Center for Pan Asian Community Services
- Founded: 1980
- Type: Nonprofit organization
- Focus: Human services, healthcare services, education, research, advocacy
- Headquarters: Chamblee, Georgia, United States of America
- Coordinates: 33°53′29″N 84°17′13″W﻿ / ﻿33.89139°N 84.28694°W
- Region served: Metropolitan Atlanta
- Interim CEO: Alexis Nkusi
- Website: www.cpacs.org

= Center for Pan Asian Community Services, Inc. =

Human services organization in Georgia, US

The Center for Pan Asian Community Services, Inc. (CPACS) is 501(c)(3), private company, nonprofit human services organization in metropolitan Atlanta, headquartered in northern DeKalb County, Georgia, United States of America. The organization was founded in 1980 and provides broad services for American citizens and non-citizens of all race, ethnicity, and national origin. The organization's primary services include community health, social services, housing, senior services, translation and interpretation, transportation services, education and enrichment programs for children, youth, and families, community education, legal and immigration assistance, counseling, advocacy, and research.
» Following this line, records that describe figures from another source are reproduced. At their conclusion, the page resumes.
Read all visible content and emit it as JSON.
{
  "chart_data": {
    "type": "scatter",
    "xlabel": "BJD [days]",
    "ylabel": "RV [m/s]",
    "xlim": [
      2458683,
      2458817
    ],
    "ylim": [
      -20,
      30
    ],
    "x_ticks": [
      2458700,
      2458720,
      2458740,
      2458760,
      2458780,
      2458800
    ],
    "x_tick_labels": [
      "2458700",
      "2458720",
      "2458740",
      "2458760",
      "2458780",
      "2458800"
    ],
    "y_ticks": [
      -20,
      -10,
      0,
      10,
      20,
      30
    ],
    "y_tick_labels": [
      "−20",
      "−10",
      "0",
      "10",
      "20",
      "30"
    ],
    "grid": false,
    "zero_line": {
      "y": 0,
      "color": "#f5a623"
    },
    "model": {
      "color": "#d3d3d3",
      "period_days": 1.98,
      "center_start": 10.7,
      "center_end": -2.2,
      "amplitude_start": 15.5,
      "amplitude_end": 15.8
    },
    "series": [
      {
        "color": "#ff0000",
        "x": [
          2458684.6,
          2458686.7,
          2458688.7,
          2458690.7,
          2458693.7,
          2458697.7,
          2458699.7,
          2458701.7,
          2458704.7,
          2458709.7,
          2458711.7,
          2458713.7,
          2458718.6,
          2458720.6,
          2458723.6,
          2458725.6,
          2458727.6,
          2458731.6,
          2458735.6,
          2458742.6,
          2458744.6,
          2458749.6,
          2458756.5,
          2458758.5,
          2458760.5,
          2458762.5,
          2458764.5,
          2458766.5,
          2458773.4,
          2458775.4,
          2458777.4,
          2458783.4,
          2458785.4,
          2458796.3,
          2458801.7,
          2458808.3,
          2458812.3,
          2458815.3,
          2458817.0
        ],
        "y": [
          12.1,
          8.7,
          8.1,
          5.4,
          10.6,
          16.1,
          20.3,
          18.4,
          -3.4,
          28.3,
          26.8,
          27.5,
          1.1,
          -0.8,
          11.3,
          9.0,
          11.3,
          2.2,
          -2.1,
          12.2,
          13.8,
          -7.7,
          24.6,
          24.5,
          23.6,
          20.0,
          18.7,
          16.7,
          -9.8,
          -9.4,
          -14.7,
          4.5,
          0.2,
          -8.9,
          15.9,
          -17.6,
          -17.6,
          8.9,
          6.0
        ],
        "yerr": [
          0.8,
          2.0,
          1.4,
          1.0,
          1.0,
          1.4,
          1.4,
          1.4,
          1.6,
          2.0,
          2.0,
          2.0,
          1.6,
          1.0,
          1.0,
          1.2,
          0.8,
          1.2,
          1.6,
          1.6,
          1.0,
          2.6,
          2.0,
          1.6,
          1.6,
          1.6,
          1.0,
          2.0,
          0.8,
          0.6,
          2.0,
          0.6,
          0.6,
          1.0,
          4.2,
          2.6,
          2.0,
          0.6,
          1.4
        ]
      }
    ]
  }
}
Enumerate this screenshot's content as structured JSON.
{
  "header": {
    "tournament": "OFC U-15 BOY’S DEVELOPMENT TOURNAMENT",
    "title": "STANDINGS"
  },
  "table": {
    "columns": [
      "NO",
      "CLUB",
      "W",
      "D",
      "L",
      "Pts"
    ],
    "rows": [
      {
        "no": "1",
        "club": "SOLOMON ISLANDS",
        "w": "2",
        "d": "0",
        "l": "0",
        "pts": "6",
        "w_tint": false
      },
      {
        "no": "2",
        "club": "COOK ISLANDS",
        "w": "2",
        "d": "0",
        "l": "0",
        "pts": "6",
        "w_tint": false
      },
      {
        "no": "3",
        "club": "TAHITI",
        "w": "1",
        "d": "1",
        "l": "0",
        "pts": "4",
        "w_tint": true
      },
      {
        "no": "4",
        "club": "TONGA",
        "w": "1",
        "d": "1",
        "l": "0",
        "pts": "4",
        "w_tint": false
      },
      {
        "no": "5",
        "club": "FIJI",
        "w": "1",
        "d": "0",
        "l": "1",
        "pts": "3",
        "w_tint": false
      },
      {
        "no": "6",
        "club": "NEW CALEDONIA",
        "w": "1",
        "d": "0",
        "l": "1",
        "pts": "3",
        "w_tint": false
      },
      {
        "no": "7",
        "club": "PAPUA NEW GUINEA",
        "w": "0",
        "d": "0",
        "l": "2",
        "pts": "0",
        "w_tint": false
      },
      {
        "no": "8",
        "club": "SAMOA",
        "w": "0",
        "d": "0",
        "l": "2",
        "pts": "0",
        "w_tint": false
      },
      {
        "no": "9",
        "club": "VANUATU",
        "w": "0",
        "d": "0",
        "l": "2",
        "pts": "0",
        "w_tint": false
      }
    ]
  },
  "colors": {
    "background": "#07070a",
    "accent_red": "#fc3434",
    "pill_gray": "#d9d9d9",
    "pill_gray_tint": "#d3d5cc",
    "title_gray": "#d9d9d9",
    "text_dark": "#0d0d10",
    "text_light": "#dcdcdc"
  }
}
CPACS's core objective is to help immigrants and refugees achieve the American Dream. The center operates the CPACS Cosmo Health Center, a Federally Qualified Health Center (FQHC) that serves populations with limited access to health care. Since 2005, the organization has held the Tea Walk, a two-mile empowerment walk along the Buford Highway Corridor to celebrate community diversity and promote civic engagement. CPACS is a member of the Association of Asian Pacific Community Health Organizations (AAPCHO), which is part of the National Council of Asian Pacific Americans. CPACS is one of the first and largest Asian American and Pacific Islander human services agencies in the Southeastern United States.

==History==
The Center for Pan Asian Community Services was founded in 1980 and began as a volunteer-run organization providing health and human services to Korean Americans in the metropolitan Atlanta counties of DeKalb, Fulton, and Gwinnett. The organization steadily grew with the Asian American population increase following the 1996 Summer Olympics in Atlanta and was able to expand its services. Into the 21st century, the Center for Pan Asian Community Services has approximately 100 staff and serves over 30,000 people of all ethnic and racial groups annually.